Most of the especially grim and angsty what-ifs have been from the last 15 years, as they stopped showing almost completely what-ifs where things went better (the rarity of the second what-if dealing with the Ghost Rider/Spider-Man/Hulk/Wolverine FF making it quite the stand-out). They also managed downer ending versions when people actually survived rather than died in the main series (Spider-Man leaping to save Gwen Stacy left not just her alive but Osborne, who ended up with a change of heart but forgot to recover the information on Spider-man's secret ID to JJJ resulting in JJJ showing up with the police at Spider-man's wedding to Gwen insisting on his arrest so while people who'd died didn't it still went poorly).

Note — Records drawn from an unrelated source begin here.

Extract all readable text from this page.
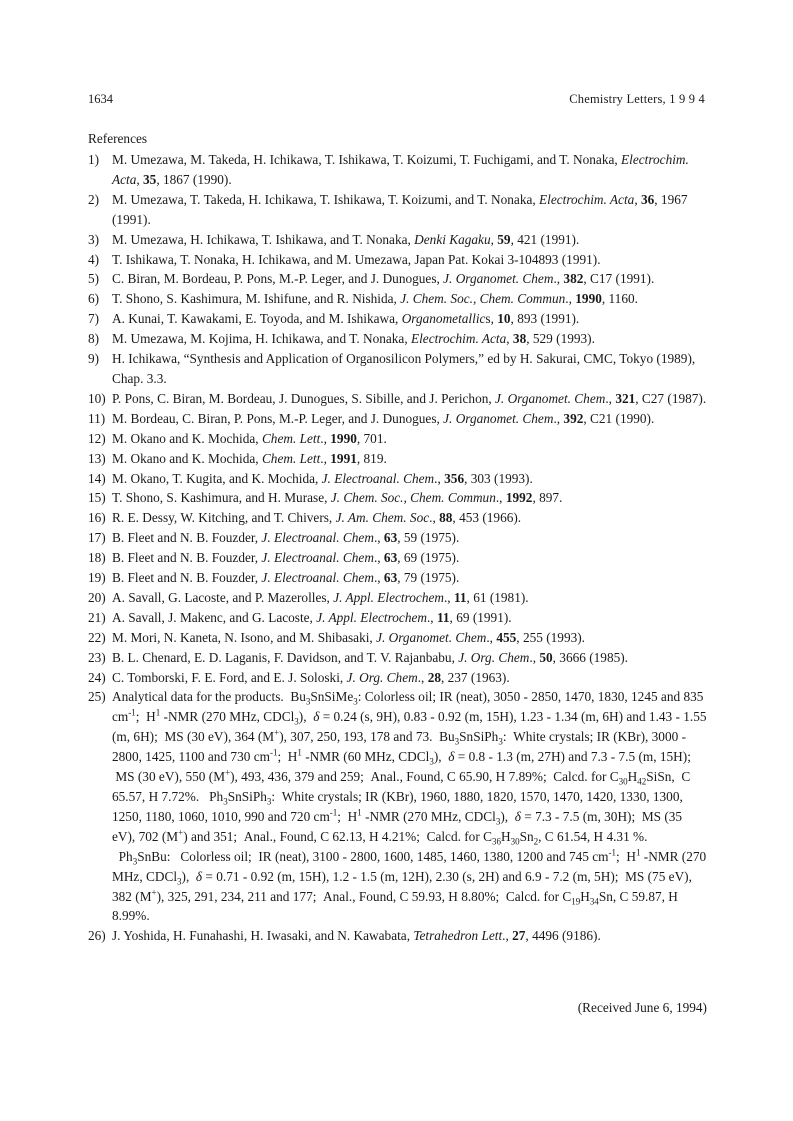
1634	Chemistry Letters, 1 9 9 4
References
1) M. Umezawa, M. Takeda, H. Ichikawa, T. Ishikawa, T. Koizumi, T. Fuchigami, and T. Nonaka, Electrochim. Acta, 35, 1867 (1990).
2) M. Umezawa, T. Takeda, H. Ichikawa, T. Ishikawa, T. Koizumi, and T. Nonaka, Electrochim. Acta, 36, 1967 (1991).
3) M. Umezawa, H. Ichikawa, T. Ishikawa, and T. Nonaka, Denki Kagaku, 59, 421 (1991).
4) T. Ishikawa, T. Nonaka, H. Ichikawa, and M. Umezawa, Japan Pat. Kokai 3-104893 (1991).
5) C. Biran, M. Bordeau, P. Pons, M.-P. Leger, and J. Dunogues, J. Organomet. Chem., 382, C17 (1991).
6) T. Shono, S. Kashimura, M. Ishifune, and R. Nishida, J. Chem. Soc., Chem. Commun., 1990, 1160.
7) A. Kunai, T. Kawakami, E. Toyoda, and M. Ishikawa, Organometallics, 10, 893 (1991).
8) M. Umezawa, M. Kojima, H. Ichikawa, and T. Nonaka, Electrochim. Acta, 38, 529 (1993).
9) H. Ichikawa, “Synthesis and Application of Organosilicon Polymers,” ed by H. Sakurai, CMC, Tokyo (1989), Chap. 3.3.
10) P. Pons, C. Biran, M. Bordeau, J. Dunogues, S. Sibille, and J. Perichon, J. Organomet. Chem., 321, C27 (1987).
11) M. Bordeau, C. Biran, P. Pons, M.-P. Leger, and J. Dunogues, J. Organomet. Chem., 392, C21 (1990).
12) M. Okano and K. Mochida, Chem. Lett., 1990, 701.
13) M. Okano and K. Mochida, Chem. Lett., 1991, 819.
14) M. Okano, T. Kugita, and K. Mochida, J. Electroanal. Chem., 356, 303 (1993).
15) T. Shono, S. Kashimura, and H. Murase, J. Chem. Soc., Chem. Commun., 1992, 897.
16) R. E. Dessy, W. Kitching, and T. Chivers, J. Am. Chem. Soc., 88, 453 (1966).
17) B. Fleet and N. B. Fouzder, J. Electroanal. Chem., 63, 59 (1975).
18) B. Fleet and N. B. Fouzder, J. Electroanal. Chem., 63, 69 (1975).
19) B. Fleet and N. B. Fouzder, J. Electroanal. Chem., 63, 79 (1975).
20) A. Savall, G. Lacoste, and P. Mazerolles, J. Appl. Electrochem., 11, 61 (1981).
21) A. Savall, J. Makenc, and G. Lacoste, J. Appl. Electrochem., 11, 69 (1991).
22) M. Mori, N. Kaneta, N. Isono, and M. Shibasaki, J. Organomet. Chem., 455, 255 (1993).
23) B. L. Chenard, E. D. Laganis, F. Davidson, and T. V. Rajanbabu, J. Org. Chem., 50, 3666 (1985).
24) C. Tomborski, F. E. Ford, and E. J. Soloski, J. Org. Chem., 28, 237 (1963).
25) Analytical data for the products.  $Bu_3SnSiMe_3$: Colorless oil; IR (neat), 3050 - 2850, 1470, 1830, 1245 and 835 $cm^{-1}$;  $H^1$ -NMR (270 MHz, CDCl$_3$),  δ = 0.24 (s, 9H), 0.83 - 0.92 (m, 15H), 1.23 - 1.34 (m, 6H) and 1.43 - 1.55 (m, 6H);  MS (30 eV), 364 (M+), 307, 250, 193, 178 and 73.  $Bu_3SnSiPh_3$:  White crystals; IR (KBr), 3000 - 2800, 1425, 1100 and 730 $cm^{-1}$;  $H^1$ -NMR (60 MHz, CDCl$_3$),  δ = 0.8 - 1.3 (m, 27H) and 7.3 - 7.5 (m, 15H);  MS (30 eV), 550 (M+), 493, 436, 379 and 259;  Anal., Found, C 65.90, H 7.89%;  Calcd. for $C_{30}H_{42}SiSn$,  C 65.57, H 7.72%.   $Ph_3SnSiPh_3$:  White crystals; IR (KBr), 1960, 1880, 1820, 1570, 1470, 1420, 1330, 1300, 1250, 1180, 1060, 1010, 990 and 720 $cm^{-1}$;  $H^1$ -NMR (270 MHz, CDCl$_3$),  δ = 7.3 - 7.5 (m, 30H);  MS (35 eV), 702 (M+) and 351;  Anal., Found, C 62.13, H 4.21%;  Calcd. for $C_{36}H_{30}Sn_2$, C 61.54, H 4.31 %.   $Ph_3SnBu$:   Colorless oil;  IR (neat), 3100 - 2800, 1600, 1485, 1460, 1380, 1200 and 745 $cm^{-1}$;  $H^1$ -NMR (270 MHz, CDCl$_3$),  δ = 0.71 - 0.92 (m, 15H), 1.2 - 1.5 (m, 12H), 2.30 (s, 2H) and 6.9 - 7.2 (m, 5H);  MS (75 eV), 382 (M+), 325, 291, 234, 211 and 177;  Anal., Found, C 59.93, H 8.80%;  Calcd. for $C_{19}H_{34}Sn$, C 59.87, H 8.99%.
26) J. Yoshida, H. Funahashi, H. Iwasaki, and N. Kawabata, Tetrahedron Lett., 27, 4496 (9186).
(Received June 6, 1994)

> If a GM and players decide to go this route, then
> the rule ideas presented by SecretDefender are one
> way to go. Personally, I would offer some kind of
> bonus when running a game like that. Assuming
> that the What If? world in question is a one-shot
> adventure good for a night or two of game play, I
> might tell players that any (or at least a portion
> of the) Karma they have left over at the end of
> the game can be forwarded on to the next character
> they play in the next game. Higher risk, in my
> opinion, should yield higher reward.
>
> Mind you, I don't and probably won't ever use
> those rules in my game. If someone else in my
> group proposed it, I wouldn't be adverse to it
> under certain conditions. Of course, I look at
> all gaming that my group does as one big,
> perpetual What If? since we don't adhere to the
> comics stories with our own adventures. What's
> the "What If?" I've been asked. "That's easy,"
> I'd say, "What if your characters were part of the
> Marvel Universe? And the games we have tell the
> story of it, of how things go differently."
That's really how all games operate, they don't have the plot armor and protections for the central characters (i.e. the PC) that exist in the comics and can die if things go bad enough.
> But ultimately, to each their own. "I don't see a
> need for it," is --to me-- an incomplete sentence.
> It should read, "I don't see a need for it in my
> game." What other people need and what you or me
> or anyone else need is not necessarily going to
> end up being the same. Some need more challenge,
> and making death more probable by changing how
> Karma can be spent is one way to provide that
> challenge. Its not wrong, it may be that its just
> wrong for some people.
No it's fine as it is, if you don't see a need for something you don't see a need for it. There's nothing wrong with going 'I don't see why you think you need that', maybe they try it without it and it works or maybe they try it and it doesn't or they just shrug and go 'well we just do' and continue on. Not like anyone should have issues with that since there are a variety of different options for just about everything and you aren't going to go along without running across people who see it differently.
"A shared universe, like any fictional construct, hinges on suspension of disbelief. When continuity is tossed away, it tatters the construct. Undermines it."